The Sky is Limitless for Birds to Fly
So, freedom isn’t necessarily about flying far away. It can also be about carving out a little blank space for yourself within the weight of life.
I always pay extra attention to the birds in the sky during dusk.
Especially those solitary shadows, against the vast, expansive backdrop of a sky dyed orange-pink by the setting sun—just a swiftly fluttering black dot. You don’t know why it left the flock, nor where it’s headed. It’s precisely this “not knowing” that formed my earliest imagination of freedom—a resolute departure, laden with solitude.
But as the years pass and observations accumulate, I’ve slowly come to taste the greatest illusion hidden within the saying “the sky is vast, let the bird fly.” We always think freedom is that boundless sky, a destination, a home. Yet the real shackles never come from the height of the sky, but from our imagination of “flight”—long since pruned into uniformity by the rules of the ground.
The soul I’ve seen most yearning for freedom was Ali.
In school, he was the most restless among us. Talking about Tibet’s snow-capped mountains or the deserts of the northwest, a fire would light up in his eyes, as if ready to ignite the dull textbooks and exam papers the next second. The future he described was “on the road,” “undefined like a bird.” Back then, we were certain he would live the life we didn’t dare to.
But five years after graduation, I met him again at a wedding. He was wearing a well-ironed suit, hair meticulously combed, handing out business cards bearing the title “Project Manager.” After a few drinks, the conversation inevitably returned to the old days. He laughed, mentioning those “black histories” in a self-deprecating tone, calling them “the folly of youth.”

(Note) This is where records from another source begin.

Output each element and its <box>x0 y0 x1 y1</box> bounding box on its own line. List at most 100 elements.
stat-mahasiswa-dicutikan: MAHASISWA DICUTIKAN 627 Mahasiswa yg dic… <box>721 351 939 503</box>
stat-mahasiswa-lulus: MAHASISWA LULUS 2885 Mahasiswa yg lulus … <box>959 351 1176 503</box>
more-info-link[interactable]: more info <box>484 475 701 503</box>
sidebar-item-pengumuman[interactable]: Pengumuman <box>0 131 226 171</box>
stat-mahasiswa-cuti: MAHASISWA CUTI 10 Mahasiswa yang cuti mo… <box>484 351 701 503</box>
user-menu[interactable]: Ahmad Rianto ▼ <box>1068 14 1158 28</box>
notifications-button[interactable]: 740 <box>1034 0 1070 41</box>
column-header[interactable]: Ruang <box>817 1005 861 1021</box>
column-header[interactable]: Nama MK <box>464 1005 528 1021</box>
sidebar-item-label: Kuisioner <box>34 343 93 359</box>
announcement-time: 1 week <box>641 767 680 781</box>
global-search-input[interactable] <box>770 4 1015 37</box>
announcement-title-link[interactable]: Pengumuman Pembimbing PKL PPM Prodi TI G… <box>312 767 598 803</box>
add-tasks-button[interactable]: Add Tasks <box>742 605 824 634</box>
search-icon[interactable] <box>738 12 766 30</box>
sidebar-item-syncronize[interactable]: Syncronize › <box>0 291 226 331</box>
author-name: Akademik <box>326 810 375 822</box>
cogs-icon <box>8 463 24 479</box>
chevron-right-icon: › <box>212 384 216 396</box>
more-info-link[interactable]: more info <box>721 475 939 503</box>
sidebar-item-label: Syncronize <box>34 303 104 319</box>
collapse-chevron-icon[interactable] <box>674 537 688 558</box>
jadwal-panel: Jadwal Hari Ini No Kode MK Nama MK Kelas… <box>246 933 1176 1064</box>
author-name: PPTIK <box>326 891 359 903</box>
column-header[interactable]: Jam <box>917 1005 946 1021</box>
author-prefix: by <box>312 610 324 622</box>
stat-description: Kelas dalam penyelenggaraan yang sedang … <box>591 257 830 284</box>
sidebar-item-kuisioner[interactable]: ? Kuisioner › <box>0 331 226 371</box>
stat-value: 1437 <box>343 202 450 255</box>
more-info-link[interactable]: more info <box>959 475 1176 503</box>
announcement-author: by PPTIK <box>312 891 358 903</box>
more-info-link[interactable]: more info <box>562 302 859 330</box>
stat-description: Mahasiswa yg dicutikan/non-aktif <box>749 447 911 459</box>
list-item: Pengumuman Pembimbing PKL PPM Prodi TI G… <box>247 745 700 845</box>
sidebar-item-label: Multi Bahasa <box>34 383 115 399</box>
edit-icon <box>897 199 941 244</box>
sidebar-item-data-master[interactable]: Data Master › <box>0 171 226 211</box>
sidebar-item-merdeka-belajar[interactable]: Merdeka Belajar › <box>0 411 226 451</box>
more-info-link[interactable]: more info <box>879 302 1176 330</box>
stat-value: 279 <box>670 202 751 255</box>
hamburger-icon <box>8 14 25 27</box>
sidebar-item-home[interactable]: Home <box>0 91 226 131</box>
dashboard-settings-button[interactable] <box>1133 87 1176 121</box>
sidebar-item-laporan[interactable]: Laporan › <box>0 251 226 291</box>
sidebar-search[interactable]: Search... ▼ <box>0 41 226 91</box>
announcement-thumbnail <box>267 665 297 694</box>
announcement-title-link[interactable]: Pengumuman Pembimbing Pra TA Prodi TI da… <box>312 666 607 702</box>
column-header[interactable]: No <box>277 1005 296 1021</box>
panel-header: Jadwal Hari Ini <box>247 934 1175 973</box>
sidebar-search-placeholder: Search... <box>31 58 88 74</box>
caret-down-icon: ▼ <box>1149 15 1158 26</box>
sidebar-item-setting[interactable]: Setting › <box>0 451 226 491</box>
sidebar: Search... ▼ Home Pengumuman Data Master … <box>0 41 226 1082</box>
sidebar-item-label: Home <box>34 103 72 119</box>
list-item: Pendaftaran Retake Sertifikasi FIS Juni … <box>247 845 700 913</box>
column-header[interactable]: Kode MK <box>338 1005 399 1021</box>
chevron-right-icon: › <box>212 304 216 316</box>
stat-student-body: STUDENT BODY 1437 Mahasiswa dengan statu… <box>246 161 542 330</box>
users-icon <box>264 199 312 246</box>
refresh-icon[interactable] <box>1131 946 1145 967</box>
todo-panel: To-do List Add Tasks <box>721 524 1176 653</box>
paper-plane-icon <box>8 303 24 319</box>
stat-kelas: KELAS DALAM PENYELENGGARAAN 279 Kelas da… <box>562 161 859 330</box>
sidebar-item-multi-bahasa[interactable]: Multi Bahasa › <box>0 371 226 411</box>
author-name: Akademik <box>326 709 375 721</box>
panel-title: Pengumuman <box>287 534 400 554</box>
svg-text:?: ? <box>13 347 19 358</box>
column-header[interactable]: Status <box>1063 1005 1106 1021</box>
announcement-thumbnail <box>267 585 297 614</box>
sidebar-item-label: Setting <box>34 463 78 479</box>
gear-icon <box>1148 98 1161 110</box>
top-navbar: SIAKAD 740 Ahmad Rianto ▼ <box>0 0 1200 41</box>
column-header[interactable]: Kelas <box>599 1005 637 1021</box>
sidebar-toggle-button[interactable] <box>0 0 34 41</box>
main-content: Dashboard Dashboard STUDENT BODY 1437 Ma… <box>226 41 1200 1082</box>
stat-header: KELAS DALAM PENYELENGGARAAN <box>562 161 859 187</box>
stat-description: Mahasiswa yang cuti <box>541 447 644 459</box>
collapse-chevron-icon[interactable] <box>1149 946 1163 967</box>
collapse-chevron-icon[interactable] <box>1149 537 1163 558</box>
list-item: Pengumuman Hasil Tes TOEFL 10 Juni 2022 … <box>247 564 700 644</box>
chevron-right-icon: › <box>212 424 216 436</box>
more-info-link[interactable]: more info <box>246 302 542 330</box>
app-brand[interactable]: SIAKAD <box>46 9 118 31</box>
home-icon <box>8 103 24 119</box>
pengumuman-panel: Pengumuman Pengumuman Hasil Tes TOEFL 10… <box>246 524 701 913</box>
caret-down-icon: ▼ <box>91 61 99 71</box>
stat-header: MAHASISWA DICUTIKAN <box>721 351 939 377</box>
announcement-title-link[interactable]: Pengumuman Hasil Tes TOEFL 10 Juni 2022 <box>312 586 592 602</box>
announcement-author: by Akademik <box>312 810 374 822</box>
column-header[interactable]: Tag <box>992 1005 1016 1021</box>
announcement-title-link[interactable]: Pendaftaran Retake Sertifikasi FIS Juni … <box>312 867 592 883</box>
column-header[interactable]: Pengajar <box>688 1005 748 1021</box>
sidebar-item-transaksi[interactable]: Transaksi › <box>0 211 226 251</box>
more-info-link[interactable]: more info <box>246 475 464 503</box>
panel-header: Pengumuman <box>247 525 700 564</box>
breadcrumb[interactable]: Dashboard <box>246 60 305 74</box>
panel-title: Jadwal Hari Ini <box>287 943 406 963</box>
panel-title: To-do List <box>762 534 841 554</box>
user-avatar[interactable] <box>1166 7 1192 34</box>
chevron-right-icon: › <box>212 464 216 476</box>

“No choice, you have to land eventually,” he said, swirling the wine in his glass. His gaze swept past a small patch of gray sky outside the window, then quickly returned, settling precisely on the banquet table. “Mortgages, betrothal gifts, children’s education… birds don’t have to consider these. The sky is high, but you can’t just stare at the sky and ignore the ground beneath your feet.”
When he said this, there was no resentment in his tone, only a calmness verging on resignation. In that moment, I suddenly understood: the most complete farewell isn’t someone leaving for a distant place, but them personally bidding farewell to the passionate self they once were. It’s a silent taming: the breaking of the wings of the bird within. He flew into the course set by society’s clock, becoming a standard, qualified “person of the earth.”
His humanity, in the face of reality’s gravity, completed the most common compromise—safety is often more tempting than freedom.
Thus, the second half of “the sky is vast, let the bird fly” might be: the feathers are heavy, hard to soar far.
That “weight” is the mortgage, the responsibilities, the expectant gazes of others, the self-imposed “shoulds.” It’s the countless things we pick up with our own hands and willingly tie to our wings. We rub and polish this weight, eventually making peace with it, and call it “maturity.”
Yet, you can always catch glimpses of flight in the most unexpected places.
Old Chen, the security guard in our office building, is in his fifties, responsible for directing vehicles in and out. It’s an area of lifeless cement slabs. But his guard booth always holds a thick sketchbook.
During lunch breaks, while others scroll on their phones, he draws. He sketches sparrows hopping on branches, the profiles of hurried passersby, the whimsical clouds in the sky. The sparrows under his pen have alert, lively eyes; the clouds seem ready to float right off the page. In those moments, he isn’t in the booth; he’s in his own sky.
He didn’t quit his job to see the world. He’s never even left this city. But he preserved a slice of airspace no one can invade. His freedom isn’t in some faraway place; it’s in that pen, in those eyes skilled at capturing beauty.
So, true freedom was never about physically flying far away. It’s a kind of internal permission management—the ability, even under the weight we must bear, to still decide where our gaze falls; the ability, in the gaps between playing countless social roles, to still confirm the existence of “me”; the willingness, knowing full well the sky might be out of reach, to still flutter your wings once in the mud.
And that one flutter is the most beautiful resistance against all gravity.
The sky never promised every bird could fly to the end. It simply exists. And flight, in itself, is a choice, a posture, a yearning that never ceases, even when the wings are heavy.